Chapter 21: Warmup Stuff

I’ve fallen into a habit of jogging for 40 minutes to an hour at the start of every run. The long warmup is my old-guy ritual, my homage to the lesson, which it took 20 years to learn, that the body prefers to get moving in its own good time. And, with an ancient body like mine, it takes longer. When the body announces that it’s ready to stretch out and run, it’s a clear feeling in my heart: Okay…Now!

Today, it took an entire enjoyable hour of slow rambling before my body woke up. I came around the stables by the golf course and there it was – an urge, a release: Go!

A thing I love about the long, slow warmup is how beautifully it sorts my innards. My mind becomes focused and calm, so that when I meet the urge to go fast, I’m able to run at the right pace. And, during the long warmup, worries and tensions melt away.

Science would probably say that my ready-to-run feelings occur through a kind of entrainment, where the rhythm of running sets up vibrations that synchronize the brain, followed by the emotions, and so on.

And, well, okay, if that’s the mechanism – yet it feels as if there’s a conscious intelligence at the tiller, wise and loving. And it’s odd how those experiences come more easily when I ask that intelligence to help me find the way.

At the end of an hour’s warmup, I was running deep in the harmony zone, and I decided to test it with some faster running. I wanted to see if the zone would hold while my body generated higher energy.

I had fallen into a relaxed running form, and when I zipped across a busy road, it felt like flying. I felt like a champion – poised, powerful, Olympian – which was more than a little ridiculous, considering that I’m 62 years old.

From that point, I played with the zone, running slowly for several hundred yards until I felt the harmony grow strong, then going faster to see if it would hold. Finally, I fell into an enjoyable lope and stayed there. I’d been running for an hour and a half.

Near the gym, the inner synchrony weakened a bit and I eased into a jog. I wondered if it would return if I jogged around the track at Angell Field, but after five or six laps it hadn’t, so I headed toward the sports complex, happy to extend the run to two hours.

I passed a field hockey pitch where several women were taking practice shots on the goal. Absorbed in watching the goalie, I forgot about my running, and I realized that I’d slipped quietly back into the zone.
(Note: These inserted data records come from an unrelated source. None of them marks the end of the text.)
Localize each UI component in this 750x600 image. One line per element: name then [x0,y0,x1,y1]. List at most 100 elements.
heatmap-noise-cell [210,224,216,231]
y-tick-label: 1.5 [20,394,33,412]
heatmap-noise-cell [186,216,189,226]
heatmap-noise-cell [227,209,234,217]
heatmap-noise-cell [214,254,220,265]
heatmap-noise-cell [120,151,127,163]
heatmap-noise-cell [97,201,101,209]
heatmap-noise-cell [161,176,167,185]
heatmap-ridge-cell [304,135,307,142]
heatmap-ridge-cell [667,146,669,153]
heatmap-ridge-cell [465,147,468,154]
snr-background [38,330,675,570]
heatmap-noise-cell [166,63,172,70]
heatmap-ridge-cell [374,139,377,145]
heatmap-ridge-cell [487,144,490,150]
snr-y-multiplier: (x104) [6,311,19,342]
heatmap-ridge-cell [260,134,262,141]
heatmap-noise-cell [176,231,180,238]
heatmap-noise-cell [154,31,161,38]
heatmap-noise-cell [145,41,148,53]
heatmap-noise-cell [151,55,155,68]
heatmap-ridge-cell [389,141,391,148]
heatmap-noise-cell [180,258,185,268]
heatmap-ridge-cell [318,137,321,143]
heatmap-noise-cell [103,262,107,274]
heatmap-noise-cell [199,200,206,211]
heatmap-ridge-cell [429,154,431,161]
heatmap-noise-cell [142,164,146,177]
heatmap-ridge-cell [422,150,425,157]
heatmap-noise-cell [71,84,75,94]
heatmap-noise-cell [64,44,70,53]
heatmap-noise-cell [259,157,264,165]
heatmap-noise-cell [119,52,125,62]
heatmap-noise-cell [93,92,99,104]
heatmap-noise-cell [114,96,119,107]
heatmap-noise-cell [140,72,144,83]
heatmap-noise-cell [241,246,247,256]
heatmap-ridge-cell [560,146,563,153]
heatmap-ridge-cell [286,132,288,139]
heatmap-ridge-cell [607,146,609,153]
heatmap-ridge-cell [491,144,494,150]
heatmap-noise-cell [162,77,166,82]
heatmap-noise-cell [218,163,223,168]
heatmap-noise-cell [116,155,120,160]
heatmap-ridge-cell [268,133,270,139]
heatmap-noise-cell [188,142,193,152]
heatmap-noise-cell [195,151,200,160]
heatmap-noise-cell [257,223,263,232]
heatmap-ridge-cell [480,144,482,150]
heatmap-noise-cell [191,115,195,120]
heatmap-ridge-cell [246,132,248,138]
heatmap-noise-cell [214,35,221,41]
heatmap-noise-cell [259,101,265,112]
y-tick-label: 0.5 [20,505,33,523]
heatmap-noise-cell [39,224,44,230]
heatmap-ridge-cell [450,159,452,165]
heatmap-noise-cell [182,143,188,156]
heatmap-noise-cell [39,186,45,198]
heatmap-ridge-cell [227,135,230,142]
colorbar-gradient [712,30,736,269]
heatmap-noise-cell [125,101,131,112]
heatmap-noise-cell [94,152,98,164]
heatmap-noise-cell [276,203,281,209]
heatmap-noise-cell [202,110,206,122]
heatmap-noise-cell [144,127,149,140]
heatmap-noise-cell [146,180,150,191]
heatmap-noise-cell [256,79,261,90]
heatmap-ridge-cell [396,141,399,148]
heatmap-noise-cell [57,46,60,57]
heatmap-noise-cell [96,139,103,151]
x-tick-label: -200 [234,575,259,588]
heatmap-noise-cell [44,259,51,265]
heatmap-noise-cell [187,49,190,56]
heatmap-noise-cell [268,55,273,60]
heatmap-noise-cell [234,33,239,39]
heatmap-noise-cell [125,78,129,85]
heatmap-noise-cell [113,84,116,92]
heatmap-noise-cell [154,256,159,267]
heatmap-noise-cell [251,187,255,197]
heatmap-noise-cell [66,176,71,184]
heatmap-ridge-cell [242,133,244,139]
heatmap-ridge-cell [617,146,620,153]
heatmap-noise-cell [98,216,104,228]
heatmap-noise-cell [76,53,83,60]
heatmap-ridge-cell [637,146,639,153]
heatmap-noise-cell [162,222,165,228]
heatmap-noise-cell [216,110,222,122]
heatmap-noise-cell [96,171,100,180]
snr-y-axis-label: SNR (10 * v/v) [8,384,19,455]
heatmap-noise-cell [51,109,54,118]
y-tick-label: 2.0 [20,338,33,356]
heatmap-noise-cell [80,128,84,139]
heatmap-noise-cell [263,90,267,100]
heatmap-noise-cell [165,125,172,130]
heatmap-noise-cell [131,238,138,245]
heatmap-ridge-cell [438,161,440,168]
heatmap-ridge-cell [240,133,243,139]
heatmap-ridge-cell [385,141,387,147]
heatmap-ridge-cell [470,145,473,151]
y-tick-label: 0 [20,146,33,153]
I thought, “Fascinating – you can’t force it; you can only set up the right conditions, which include mental focus and a certain self-forgetfulness.”
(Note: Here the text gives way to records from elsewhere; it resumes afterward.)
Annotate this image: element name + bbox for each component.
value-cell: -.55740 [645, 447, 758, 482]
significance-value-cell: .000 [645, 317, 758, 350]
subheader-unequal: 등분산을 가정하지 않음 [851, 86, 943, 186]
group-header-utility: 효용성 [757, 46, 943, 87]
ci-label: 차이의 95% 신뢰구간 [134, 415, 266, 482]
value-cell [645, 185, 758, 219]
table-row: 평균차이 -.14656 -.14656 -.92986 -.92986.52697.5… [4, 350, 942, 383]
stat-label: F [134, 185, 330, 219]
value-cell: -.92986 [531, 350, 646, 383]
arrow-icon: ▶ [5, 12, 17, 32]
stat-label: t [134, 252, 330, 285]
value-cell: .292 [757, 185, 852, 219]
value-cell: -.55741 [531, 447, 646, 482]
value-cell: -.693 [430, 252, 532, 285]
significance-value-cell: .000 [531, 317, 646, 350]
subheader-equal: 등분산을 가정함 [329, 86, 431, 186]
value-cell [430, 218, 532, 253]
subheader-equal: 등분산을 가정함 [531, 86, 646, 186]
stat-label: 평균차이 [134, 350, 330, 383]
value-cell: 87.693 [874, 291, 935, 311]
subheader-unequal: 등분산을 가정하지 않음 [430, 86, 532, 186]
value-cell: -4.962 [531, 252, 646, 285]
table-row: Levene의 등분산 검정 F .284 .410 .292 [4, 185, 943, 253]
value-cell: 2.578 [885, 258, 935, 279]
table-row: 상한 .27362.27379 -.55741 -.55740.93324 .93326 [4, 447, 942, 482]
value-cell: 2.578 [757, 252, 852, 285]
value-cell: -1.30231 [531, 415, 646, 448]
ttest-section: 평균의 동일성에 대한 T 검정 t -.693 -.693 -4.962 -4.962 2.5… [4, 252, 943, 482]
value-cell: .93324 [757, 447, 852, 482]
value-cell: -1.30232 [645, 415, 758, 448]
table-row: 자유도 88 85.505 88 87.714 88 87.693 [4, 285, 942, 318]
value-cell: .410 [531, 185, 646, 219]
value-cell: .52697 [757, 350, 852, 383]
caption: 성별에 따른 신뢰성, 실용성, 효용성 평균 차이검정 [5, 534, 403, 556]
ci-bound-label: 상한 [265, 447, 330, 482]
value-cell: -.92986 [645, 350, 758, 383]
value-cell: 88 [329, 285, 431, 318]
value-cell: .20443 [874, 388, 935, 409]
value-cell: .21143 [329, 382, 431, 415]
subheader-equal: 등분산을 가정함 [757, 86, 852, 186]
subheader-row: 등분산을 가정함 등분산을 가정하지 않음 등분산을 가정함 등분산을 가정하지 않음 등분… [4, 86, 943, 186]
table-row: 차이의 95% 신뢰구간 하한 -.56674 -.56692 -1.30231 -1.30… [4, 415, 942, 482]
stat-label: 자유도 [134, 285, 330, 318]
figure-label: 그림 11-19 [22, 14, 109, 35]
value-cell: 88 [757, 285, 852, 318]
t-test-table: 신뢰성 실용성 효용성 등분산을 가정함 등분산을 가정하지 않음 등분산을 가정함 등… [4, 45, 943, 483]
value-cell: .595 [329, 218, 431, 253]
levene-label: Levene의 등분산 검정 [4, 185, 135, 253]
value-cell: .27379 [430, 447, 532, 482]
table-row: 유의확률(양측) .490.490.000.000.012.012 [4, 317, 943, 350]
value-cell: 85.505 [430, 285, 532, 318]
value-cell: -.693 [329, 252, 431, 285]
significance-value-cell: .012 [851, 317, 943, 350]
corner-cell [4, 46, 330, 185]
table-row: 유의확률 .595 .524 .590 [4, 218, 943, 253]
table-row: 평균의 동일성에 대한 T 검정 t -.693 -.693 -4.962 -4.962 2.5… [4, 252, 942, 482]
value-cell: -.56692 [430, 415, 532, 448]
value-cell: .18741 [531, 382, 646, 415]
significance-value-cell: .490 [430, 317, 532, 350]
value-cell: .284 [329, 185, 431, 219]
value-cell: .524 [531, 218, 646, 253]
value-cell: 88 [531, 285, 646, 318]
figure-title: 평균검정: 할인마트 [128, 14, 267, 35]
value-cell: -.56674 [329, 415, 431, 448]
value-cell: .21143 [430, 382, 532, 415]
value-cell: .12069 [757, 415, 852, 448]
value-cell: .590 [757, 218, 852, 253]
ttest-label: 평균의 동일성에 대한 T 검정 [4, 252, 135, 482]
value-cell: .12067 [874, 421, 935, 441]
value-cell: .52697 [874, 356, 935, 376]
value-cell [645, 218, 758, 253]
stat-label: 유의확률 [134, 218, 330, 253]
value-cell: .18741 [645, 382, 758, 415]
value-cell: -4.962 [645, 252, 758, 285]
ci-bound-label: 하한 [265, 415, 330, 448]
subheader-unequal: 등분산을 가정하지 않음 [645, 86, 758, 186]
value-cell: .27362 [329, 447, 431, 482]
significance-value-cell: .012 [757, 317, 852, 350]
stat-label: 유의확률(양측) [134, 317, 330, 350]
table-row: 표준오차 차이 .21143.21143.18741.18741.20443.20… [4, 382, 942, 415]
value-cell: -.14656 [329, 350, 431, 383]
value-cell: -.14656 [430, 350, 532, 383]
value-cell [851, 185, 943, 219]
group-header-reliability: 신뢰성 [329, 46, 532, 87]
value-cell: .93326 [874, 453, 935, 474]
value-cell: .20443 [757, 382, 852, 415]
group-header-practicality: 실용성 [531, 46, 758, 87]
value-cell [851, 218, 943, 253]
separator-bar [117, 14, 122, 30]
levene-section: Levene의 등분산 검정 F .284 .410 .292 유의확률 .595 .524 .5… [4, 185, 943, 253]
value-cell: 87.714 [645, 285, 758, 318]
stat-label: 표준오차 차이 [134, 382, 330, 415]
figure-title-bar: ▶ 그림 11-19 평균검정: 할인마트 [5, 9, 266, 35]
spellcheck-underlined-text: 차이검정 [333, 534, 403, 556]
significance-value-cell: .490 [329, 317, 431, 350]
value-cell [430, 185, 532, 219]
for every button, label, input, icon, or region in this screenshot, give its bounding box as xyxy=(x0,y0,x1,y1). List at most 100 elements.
When I find my way into the zone, it’s simple and non-striving. It has more to do with being than with doing. With receiving rather than grasping. With now rather than then. With melting-into, rather than flowing-over. With relaxing rather than pushing. With inner communion, rather than outer expression. It’s a quiet in the midst of activity. It’s a bird, quietly absorbed, dancing its lyric in the sky for the pleasure of an appreciative universe.